Modernity, Information and Communication Technology and Indian Weddings

Saturday, 21 July 2018: 10:42
Oral Presentation
Abha CHAUHAN, University of Jammu, India
The pervasive use of technology in communication is an important characteristic of modernity. The two important properties of modernity according to Anthony Giddens are: (i) disembeddedness from time and space; and (ii) reliance on expert systems which we must trust even if they are not present in time and space. Though there is uncertainty in modern societies, the reflexivity and re-embedding mechanisms help in utilization of rules and resources that constitute a social structure. The structures then become flexible to accommodate changes in the condition of modernity. It is here that information and communication technology (ICT) find space for its maximum utilization. In modern societies, ICT is omnipresent, with over three billion people having access to the Internet. In 1990s, the Internet became one of the most powerful trademarks of ICT with immense reach and wide acceptance across the countries within a short span. The world indeed became closer and shorter with almost merging of time and space that revolutionized many aspects of social life in Indian society, weddings being the most important one.
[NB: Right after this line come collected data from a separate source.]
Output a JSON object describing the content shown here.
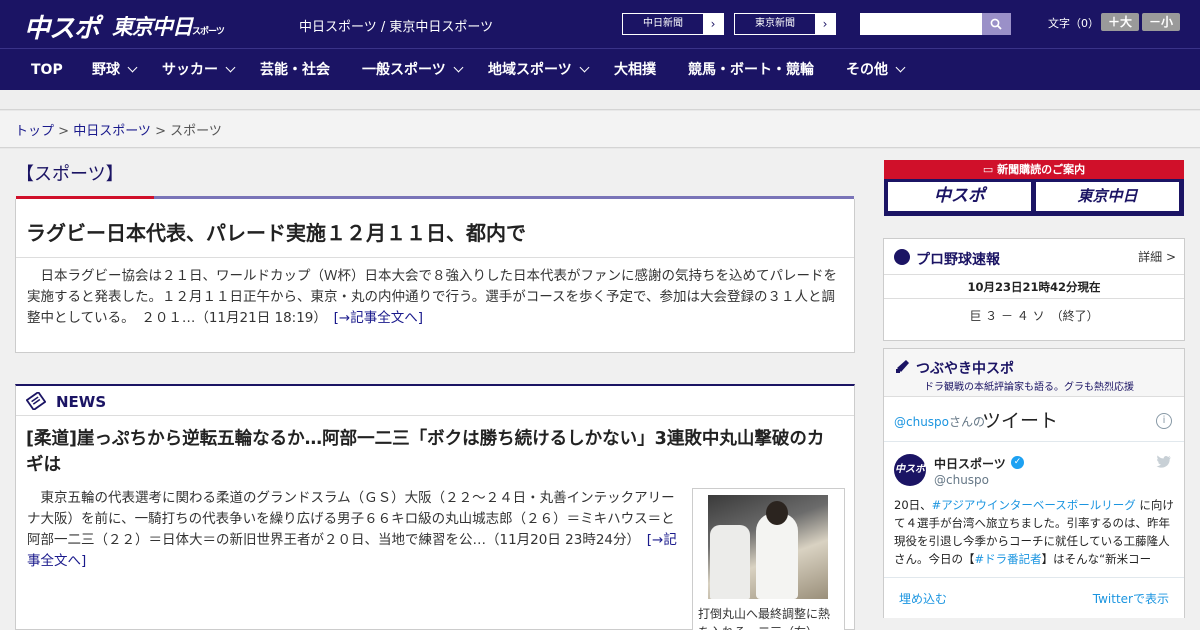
{
  "header": {
    "logo_chuspo": "中スポ",
    "logo_tokyo": "東京中日",
    "logo_tokyo_small": "スポーツ",
    "site_title": "中日スポーツ / 東京中日スポーツ",
    "ext_links": [
      "中日新聞",
      "東京新聞"
    ],
    "fontsize_label": "文字（0）",
    "fontsize_plus": "＋大",
    "fontsize_minus": "－小"
  },
  "nav": [
    {
      "label": "TOP",
      "dropdown": false
    },
    {
      "label": "野球",
      "dropdown": true
    },
    {
      "label": "サッカー",
      "dropdown": true
    },
    {
      "label": "芸能・社会",
      "dropdown": false
    },
    {
      "label": "一般スポーツ",
      "dropdown": true
    },
    {
      "label": "地域スポーツ",
      "dropdown": true
    },
    {
      "label": "大相撲",
      "dropdown": false
    },
    {
      "label": "競馬・ボート・競輪",
      "dropdown": false
    },
    {
      "label": "その他",
      "dropdown": true
    }
  ],
  "breadcrumb": {
    "top": "トップ",
    "sep": " > ",
    "chunichi": "中日スポーツ",
    "current": "スポーツ"
  },
  "section_title": "【スポーツ】",
  "lead": {
    "headline": "ラグビー日本代表、パレード実施１２月１１日、都内で",
    "body": "日本ラグビー協会は２１日、ワールドカップ（Ｗ杯）日本大会で８強入りした日本代表がファンに感謝の気持ちを込めてパレードを実施すると発表した。１２月１１日正午から、東京・丸の内仲通りで行う。選手がコースを歩く予定で、参加は大会登録の３１人と調整中としている。　２０１…（11月21日 18:19）　",
    "more": "[→記事全文へ]"
  },
  "news": {
    "label": "NEWS",
    "headline": "[柔道]崖っぷちから逆転五輪なるか…阿部一二三「ボクは勝ち続けるしかない」3連敗中丸山撃破のカギは",
    "body": "東京五輪の代表選考に関わる柔道のグランドスラム（ＧＳ）大阪（２２～２４日・丸善インテックアリーナ大阪）を前に、一騎打ちの代表争いを繰り広げる男子６６キロ級の丸山城志郎（２６）＝ミキハウス＝と阿部一二三（２２）＝日体大＝の新旧世界王者が２０日、当地で練習を公…（11月20日 23時24分）　",
    "more": "[→記事全文へ]",
    "caption": "打倒丸山へ最終調整に熱を入れる一二三（右）"
  },
  "sidebar": {
    "promo_head": "新聞購読のご案内",
    "promo_logo_a": "中スポ",
    "promo_logo_b": "東京中日",
    "baseball": {
      "title": "プロ野球速報",
      "detail": "詳細 >",
      "time": "10月23日21時42分現在",
      "score": "巨 ３ － ４ ソ　（終了）"
    },
    "twitter": {
      "title": "つぶやき中スポ",
      "subtitle": "ドラ観戦の本紙評論家も語る。グラも熱烈応援",
      "account": "@chuspo",
      "account_suffix": "さんの",
      "tweet_word": "ツイート",
      "name": "中日スポーツ",
      "handle": "@chuspo",
      "text_1": "20日、",
      "tag_1": "#アジアウインターベースボールリーグ",
      "text_2": " に向けて４選手が台湾へ旅立ちました。引率するのは、昨年現役を引退し今季からコーチに就任している工藤隆人さん。今日の【",
      "tag_2": "#ドラ番記者",
      "text_3": "】はそんな“新米コーチ”の奮闘ぶりをお伝えします。",
      "embed": "埋め込む",
      "view": "Twitterで表示"
    }
  },
  "colors": {
    "brand_navy": "#1b1464",
    "accent_red": "#d0102a",
    "link_blue": "#1a1a8c",
    "twitter_blue": "#1b95e0"
  }
}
The media became active and several sites were opened up that offered matrimonial alliances. Information on wedding places, decoration, designer clothes, jewelery, food etc. began to be shared through communicative technology. The traditional rituals and ceremonies acquired a modern form. This paper explores the use of ICT for Indian weddings in the context of modernity through ‘Content Analyses’ of some of the important matrimonial and related sites. It focuses on the changes that have come about in the Indian weddings by analyzing the process of mate selection, marriage functions, ritual performances, wedding dresses and food preparation.